Parlant de dépassement, malgré une rage de dents à faire pleurer un prospecteur d’or (il dut d’ailleurs interrompre l’entretien pour apprendre de son dentiste qu’il allait hériter d’un traitement de canal), Gift of Gab s’acquitte avec diligence de ses tâches promotionnelles et accumule les interviews en prévision de son passage à Montréal. "Jouer dans un festival de jazz? It’s all good man, pretty phat! On n’est pas fermés à quoi que ce soit, ce qui explique que l’on touche tant les fans purs et durs de hip-hop que des gens qui ne s’y intéresseraient pas normalement.
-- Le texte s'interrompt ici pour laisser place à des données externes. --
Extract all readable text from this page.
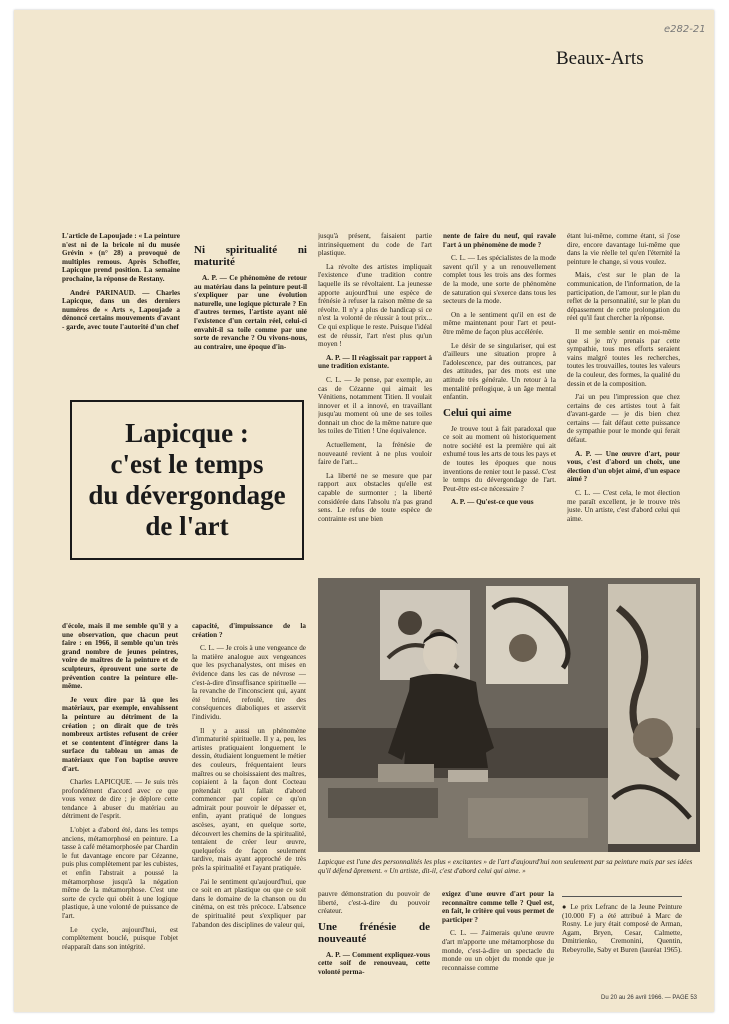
e282-21
Beaux-Arts

L'article de Lapoujade : « La peinture n'est ni de la bricole ni du musée Grévin » (n° 28) a provoqué de multiples remous. Après Schoffer, Lapicque prend position. La semaine prochaine, la réponse de Restany.

André PARINAUD. — Charles Lapicque, dans un des derniers numéros de « Arts », Lapoujade a dénoncé certains mouvements d'avant - garde, avec toute l'autorité d'un chef

Ni spiritualité ni maturité

A. P. — Ce phénomène de retour au matériau dans la peinture peut-il s'expliquer par une évolution naturelle, une logique picturale ? En d'autres termes, l'artiste ayant nié l'existence d'un certain réel, celui-ci envahit-il sa toile comme par une sorte de revanche ? Ou vivons-nous, au contraire, une époque d'in-

jusqu'à présent, faisaient partie intrinsèquement du code de l'art plastique.

La révolte des artistes impliquait l'existence d'une tradition contre laquelle ils se révoltaient. La jeunesse apporte aujourd'hui une espèce de frénésie à refuser la raison même de sa révolte. Il n'y a plus de handicap si ce n'est la volonté de réussir à tout prix... Ce qui explique le reste. Puisque l'idéal est de réussir, l'art n'est plus qu'un moyen !

A. P. — Il réagissait par rapport à une tradition existante.

C. L. — Je pense, par exemple, au cas de Cézanne qui aimait les Vénitiens, notamment Titien. Il voulait innover et il a innové, en travaillant jusqu'au moment où une de ses toiles donnait un choc de la même nature que les toiles de Titien ! Une équivalence.

Actuellement, la frénésie de nouveauté revient à ne plus vouloir faire de l'art...

La liberté ne se mesure que par rapport aux obstacles qu'elle est capable de surmonter ; la liberté considérée dans l'absolu n'a pas grand sens. Le refus de toute espèce de contrainte est une bien

nente de faire du neuf, qui ravale l'art à un phénomène de mode ?

C. L. — Les spécialistes de la mode savent qu'il y a un renouvellement complet tous les trois ans des formes de la mode, une sorte de phénomène de saturation qui s'exerce dans tous les secteurs de la mode.

On a le sentiment qu'il en est de même maintenant pour l'art et peut-être même de façon plus accélérée.

Le désir de se singulariser, qui est d'ailleurs une situation propre à l'adolescence, par des outrances, par des attitudes, par des mots est une attitude très générale. Un retour à la mentalité prélogique, à un âge mental enfantin.

Celui qui aime

Je trouve tout à fait paradoxal que ce soit au moment où historiquement notre société est la première qui ait exhumé tous les arts de tous les pays et de toutes les époques que nous inventions de renier tout le passé. C'est le temps du dévergondage de l'art. Peut-être est-ce nécessaire ?

A. P. — Qu'est-ce que vous

étant lui-même, comme étant, si j'ose dire, encore davantage lui-même que dans la vie réelle tel qu'en l'éternité la peinture le change, si vous voulez.

Mais, c'est sur le plan de la communication, de l'information, de la participation, de l'amour, sur le plan du reflet de la personnalité, sur le plan du dépassement de cette prolongation du réel qu'il faut chercher la réponse.

Il me semble sentir en moi-même que si je m'y prenais par cette sympathie, tous mes efforts seraient vains malgré toutes les recherches, toutes les trouvailles, toutes les valeurs de la couleur, des formes, la qualité du dessin et de la composition.

J'ai un peu l'impression que chez certains de ces artistes tout à fait d'avant-garde — je dis bien chez certains — fait défaut cette puissance de sympathie pour le monde qui ferait défaut.

A. P. — Une œuvre d'art, pour vous, c'est d'abord un choix, une élection d'un objet aimé, d'un espace aimé ?

C. L. — C'est cela, le mot élection me paraît excellent, je le trouve très juste. Un artiste, c'est d'abord celui qui aime.

Lapicque :
c'est le temps
du dévergondage
de l'art

d'école, mais il me semble qu'il y a une observation, que chacun peut faire : en 1966, il semble qu'un très grand nombre de jeunes peintres, voire de maîtres de la peinture et de sculpteurs, éprouvent une sorte de prévention contre la peinture elle-même.

Je veux dire par là que les matériaux, par exemple, envahissent la peinture au détriment de la création ; on dirait que de très nombreux artistes refusent de créer et se contentent d'intégrer dans la surface du tableau un amas de matériaux que l'on baptise œuvre d'art.

Charles LAPICQUE. — Je suis très profondément d'accord avec ce que vous venez de dire ; je déplore cette tendance à abuser du matériau au détriment de l'esprit.

L'objet a d'abord été, dans les temps anciens, métamorphosé en peinture. La tasse à café métamorphosée par Chardin le fut davantage encore par Cézanne, puis plus complètement par les cubistes, et enfin l'abstrait a poussé la métamorphose jusqu'à la négation même de la métamorphose. C'est une sorte de cycle qui obéit à une logique plastique, à une volonté de puissance de l'art.

Le cycle, aujourd'hui, est complètement bouclé, puisque l'objet réapparaît dans son intégrité.

capacité, d'impuissance de la création ?

C. L. — Je crois à une vengeance de la matière analogue aux vengeances que les psychanalystes, ont mises en évidence dans les cas de névrose — c'est-à-dire d'insuffisance spirituelle — la revanche de l'inconscient qui, ayant été brimé, refoulé, tire des conséquences diaboliques et asservit l'individu.

Il y a aussi un phénomène d'immaturité spirituelle. Il y a, peu, les artistes pratiquaient longuement le dessin, étudiaient longuement le métier des couleurs, fréquentaient leurs maîtres ou se choisissaient des maîtres, copiaient à la façon dont Cocteau prétendait qu'il fallait d'abord commencer par copier ce qu'on admirait pour pouvoir le dépasser et, enfin, ayant pratiqué de longues ascèses, ayant, en quelque sorte, découvert les chemins de la spiritualité, tentaient de créer leur œuvre, quelquefois de façon seulement tardive, mais ayant approché de très près la spiritualité et l'ayant pratiquée.

J'ai le sentiment qu'aujourd'hui, que ce soit en art plastique ou que ce soit dans le domaine de la chanson ou du cinéma, on est très précoce. L'absence de spiritualité peut s'expliquer par l'abandon des disciplines de valeur qui,

Lapicque est l'une des personnalités les plus « excitantes » de l'art d'aujourd'hui non seulement par sa peinture mais par ses idées qu'il défend âprement. « Un artiste, dit-il, c'est d'abord celui qui aime. »

pauvre démonstration du pouvoir de liberté, c'est-à-dire du pouvoir créateur.

Une frénésie de nouveauté

A. P. — Comment expliquez-vous cette soif de renouveau, cette volonté perma-

exigez d'une œuvre d'art pour la reconnaître comme telle ? Quel est, en fait, le critère qui vous permet de participer ?

C. L. — J'aimerais qu'une œuvre d'art m'apporte une métamorphose du monde, c'est-à-dire un spectacle du monde ou un objet du monde que je reconnaisse comme

● Le prix Lefranc de la Jeune Peinture (10.000 F) a été attribué à Marc de Rosny. Le jury était composé de Arman, Agam, Bryen, Cesar, Calmette, Dmitrienko, Cremonini, Quentin, Rebeyrolle, Saby et Buren (lauréat 1965).

Du 20 au 26 avril 1966. — PAGE 53
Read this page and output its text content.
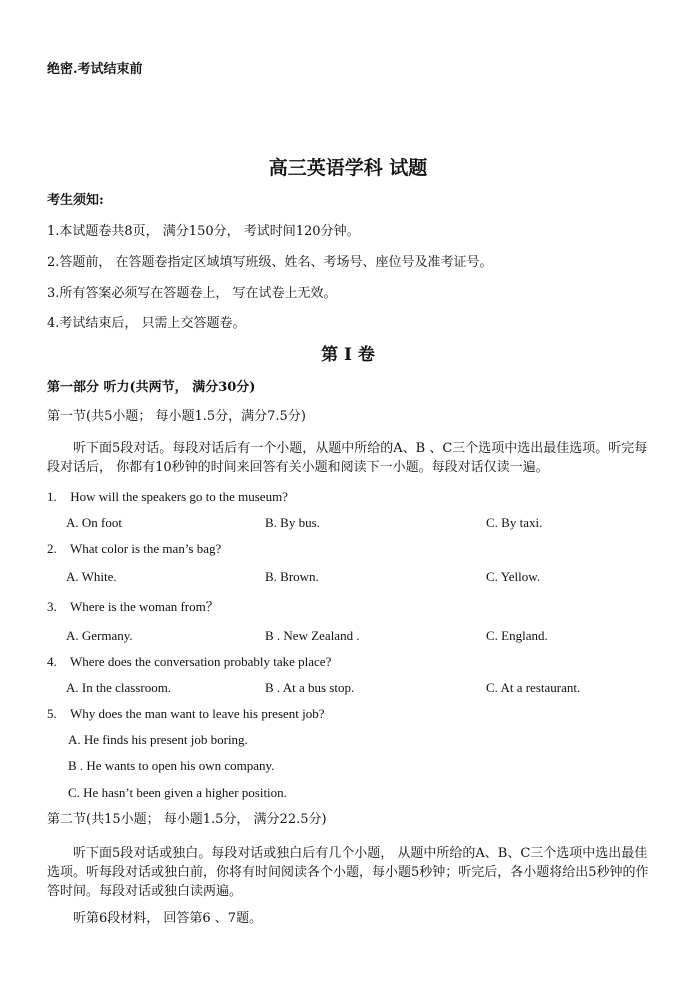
绝密.考试结束前
高三英语学科 试题
考生须知:
1.本试题卷共8页， 满分150分， 考试时间120分钟。
2.答题前， 在答题卷指定区域填写班级、姓名、考场号、座位号及准考证号。
3.所有答案必须写在答题卷上， 写在试卷上无效。
4.考试结束后， 只需上交答题卷。
第 I 卷
第一部分 听力(共两节， 满分30分)
第一节(共5小题； 每小题1.5分，满分7.5分)
听下面5段对话。每段对话后有一个小题，从题中所给的A、B 、C三个选项中选出最佳选项。听完每段对话后， 你都有10秒钟的时间来回答有关小题和阅读下一小题。每段对话仅读一遍。
1. How will the speakers go to the museum?
A. On foot	B. By bus.	C. By taxi.
2. What color is the man’s bag?
A. White.	B. Brown.	C. Yellow.
3. Where is the woman from？
A. Germany.	B . New Zealand .	C. England.
4. Where does the conversation probably take place?
A. In the classroom.	B . At a bus stop.	C. At a restaurant.
5. Why does the man want to leave his present job?
A. He finds his present job boring.
B . He wants to open his own company.
C. He hasn’t been given a higher position.
第二节(共15小题； 每小题1.5分， 满分22.5分)
听下面5段对话或独白。每段对话或独白后有几个小题， 从题中所给的A、B、C三个选项中选出最佳选项。听每段对话或独白前，你将有时间阅读各个小题，每小题5秒钟；听完后，各小题将给出5秒钟的作答时间。每段对话或独白读两遍。
听第6段材料， 回答第6 、7题。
Jaunes, blancs, rouges, il y a de tout dans un concert de Blackalicious."
En fait, Gift of Gab est prêt à tout, sauf à recourir aux clichés, et Nia se distingue surtout par son attitude, à mille lieues des poses grotesques de la majorité des gangsta rappers. Mieux, le groupe dénonce même les nombreuses dérives du mouvement hip-hop. Shallow Days est une charge contre la glorification de la violence et Deception raconte les hauts et les bas d’un one-hit wonder imaginaire. "Ce qui est important, c’est de perpétuer la culture, pas de s’attacher aux choses superficielles comme les chars et l’argent", lance le rapper. Pas facile à faire, dans un mouvement où la quête du profit semble maintenant faire partie de la culture… "C’est simplement une question d’intégrité et de respect de soi, réplique Gab. Ce n’est pas une chanson contre le gangsta rap, mais contre ceux qui prennent des poses dans le seul but de faire la piasse."
Membres du collectif Quannum, où l’on retrouve entre autres Latyrx et le Shadow mentionné plus haut, les gars de Blackalicious contribuent à rehausser les standards de qualité et d’originalité du hip-hop moderne. "La scène est très stimulante en ce moment, concède Gab. Je sais que c’est très cyclique, mais je crois que nous vivons présentement une sorte de renaissance du mouvement hip-hop. Des disques fabuleux sont sortis ses derniers temps: Mos Def, Jurassic Five, Dilated People… tous ces gens font bouger le hip-hop dans de nouvelles directions." Vous pouvez ajouter Blackalicious à cette liste.